To ensure that your shares are represented at the meeting, please take a moment to vote your shares TODAY by telephone or via the Internet. Your prompt response is greatly appreciated. You may also sign, date and return the enclosed proxy card in the envelope provided.

 

Thank you for your support. Very truly yours,
LOGO
Christina M. Ibrahim
Vice President and Corporate Secretary

 

 

 

 

 

REMEMBER:

You can vote your shares by telephone or via Internet.

Please follow the easy instructions on the enclosed proxy card.

If you have any questions, or need assistance in voting

your shares, please call our proxy solicitor,

 

Innisfree M&A Incorporated

501 Madison Avenue

New York, New York 10022

Toll-free: (877) 825-8971

Collect: (212) 750-5833

MacKenzie Partners, Inc.

105 Madison Avenue

New York, New York 10016

Toll-free: (800) 322-2885

Collect: (212) 929-5500


Additional Information

This communication does not constitute an offer to buy or sell or the solicitation of an offer to buy or sell any securities or a solicitation of any vote or approval. This communication relates to a proposed business combination between Halliburton and Baker Hughes. In connection with this proposed business combination, Halliburton has filed with the Securities and Exchange Commission (the “SEC”) a registration statement on Form S-4, including Amendments No. 1 and 2 thereto, and a definitive joint proxy statement/prospectus of Halliburton and Baker Hughes and other documents related to the proposed transaction. The registration statement was declared effective by the SEC on February 17, 2015 and the definitive proxy statement/prospectus has been mailed to stockholders of Halliburton and Baker Hughes. INVESTORS AND SECURITY HOLDERS OF HALLIBURTON AND BAKER HUGHES ARE URGED TO READ THE JOINT PROXY STATEMENT/PROSPECTUS, REGISTRATION STATEMENT AND OTHER DOCUMENTS FILED OR THAT MAY BE FILED WITH THE SEC CAREFULLY AND IN THEIR ENTIRETY BECAUSE THEY CONTAIN OR WILL CONTAIN IMPORTANT INFORMATION. Investors and security holders may obtain free copies of these documents and other documents filed with the SEC by Halliburton and/or Baker Hughes through the website maintained by the SEC at http://www.sec.gov. Copies of the documents filed with the SEC by Halliburton are available free of charge on Halliburton’s internet website at http://www.halliburton.com or by contacting Halliburton’s Investor Relations Department by email at investors@Halliburton.com or by phone at +1-281-871-2688. Copies of the documents filed with the SEC by Baker Hughes are available free of charge on Baker Hughes’ internet website at http://www.bakerhughes.com or by contacting Baker Hughes’ Investor Relations Department by email at trey.clark@bakerhughes.com or alondra.oteyza@bakerhughes.com or by phone at +1-713-439-8039 or +1-713-439-8822.

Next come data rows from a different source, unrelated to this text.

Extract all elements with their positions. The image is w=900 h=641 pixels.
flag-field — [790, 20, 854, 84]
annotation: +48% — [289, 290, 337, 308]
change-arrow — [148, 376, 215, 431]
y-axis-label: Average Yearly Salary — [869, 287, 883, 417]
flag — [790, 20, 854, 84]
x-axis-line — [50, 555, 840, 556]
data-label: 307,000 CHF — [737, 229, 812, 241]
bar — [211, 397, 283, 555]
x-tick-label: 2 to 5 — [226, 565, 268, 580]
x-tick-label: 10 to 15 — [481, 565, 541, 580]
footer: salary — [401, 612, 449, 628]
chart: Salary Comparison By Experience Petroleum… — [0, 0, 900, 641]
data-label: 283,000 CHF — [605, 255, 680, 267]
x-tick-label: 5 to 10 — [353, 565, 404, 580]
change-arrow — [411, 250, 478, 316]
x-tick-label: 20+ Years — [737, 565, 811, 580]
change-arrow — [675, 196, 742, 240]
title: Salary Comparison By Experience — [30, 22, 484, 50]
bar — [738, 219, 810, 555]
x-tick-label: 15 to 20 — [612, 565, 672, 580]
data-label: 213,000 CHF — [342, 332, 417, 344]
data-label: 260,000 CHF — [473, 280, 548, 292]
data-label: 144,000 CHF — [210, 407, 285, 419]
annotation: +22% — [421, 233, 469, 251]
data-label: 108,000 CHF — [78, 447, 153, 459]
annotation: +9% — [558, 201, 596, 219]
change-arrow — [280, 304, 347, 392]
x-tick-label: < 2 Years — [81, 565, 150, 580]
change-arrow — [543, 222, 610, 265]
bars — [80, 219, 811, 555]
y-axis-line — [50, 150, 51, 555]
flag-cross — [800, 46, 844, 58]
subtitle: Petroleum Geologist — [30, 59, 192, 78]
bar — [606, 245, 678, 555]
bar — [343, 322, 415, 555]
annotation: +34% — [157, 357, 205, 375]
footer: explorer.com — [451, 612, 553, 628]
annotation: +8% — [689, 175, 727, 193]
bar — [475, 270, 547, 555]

Participants in Solicitation

Halliburton, Baker Hughes, their respective directors and certain of their respective executive officers may be considered participants in the solicitation of proxies in connection with the proposed transaction. Information about the directors and executive officers of Halliburton is set forth in its Annual Report on Form 10-K for the year ended December 31, 2014, which was filed with the SEC on February 24, 2015, its proxy statement for its 2014 annual meeting of stockholders, which was filed with the SEC on April 8, 2014, and its Current Reports on Form 8- K filed with the SEC on July 21, 2014 and December 9, 2014. Information about the directors and executive officers of Baker Hughes is set forth in its Annual Report on Form 10-K for the year ended December 31, 2014, which was filed with the SEC on February 26, 2015, its proxy statement for its 2014 annual meeting of stockholders, which was filed with the SEC on March 5, 2014, and its Current Reports on Form 8-K filed with the SEC on June 10, 2014, September 10,

2014 and December 10, 2014. These documents can be obtained free of charge from the sources indicated above. Additional information regarding the participants in the proxy solicitations and a description of their direct and indirect interests, by security holdings or otherwise, are contained in the proxy statement/prospectus and other relevant materials filed with the SEC.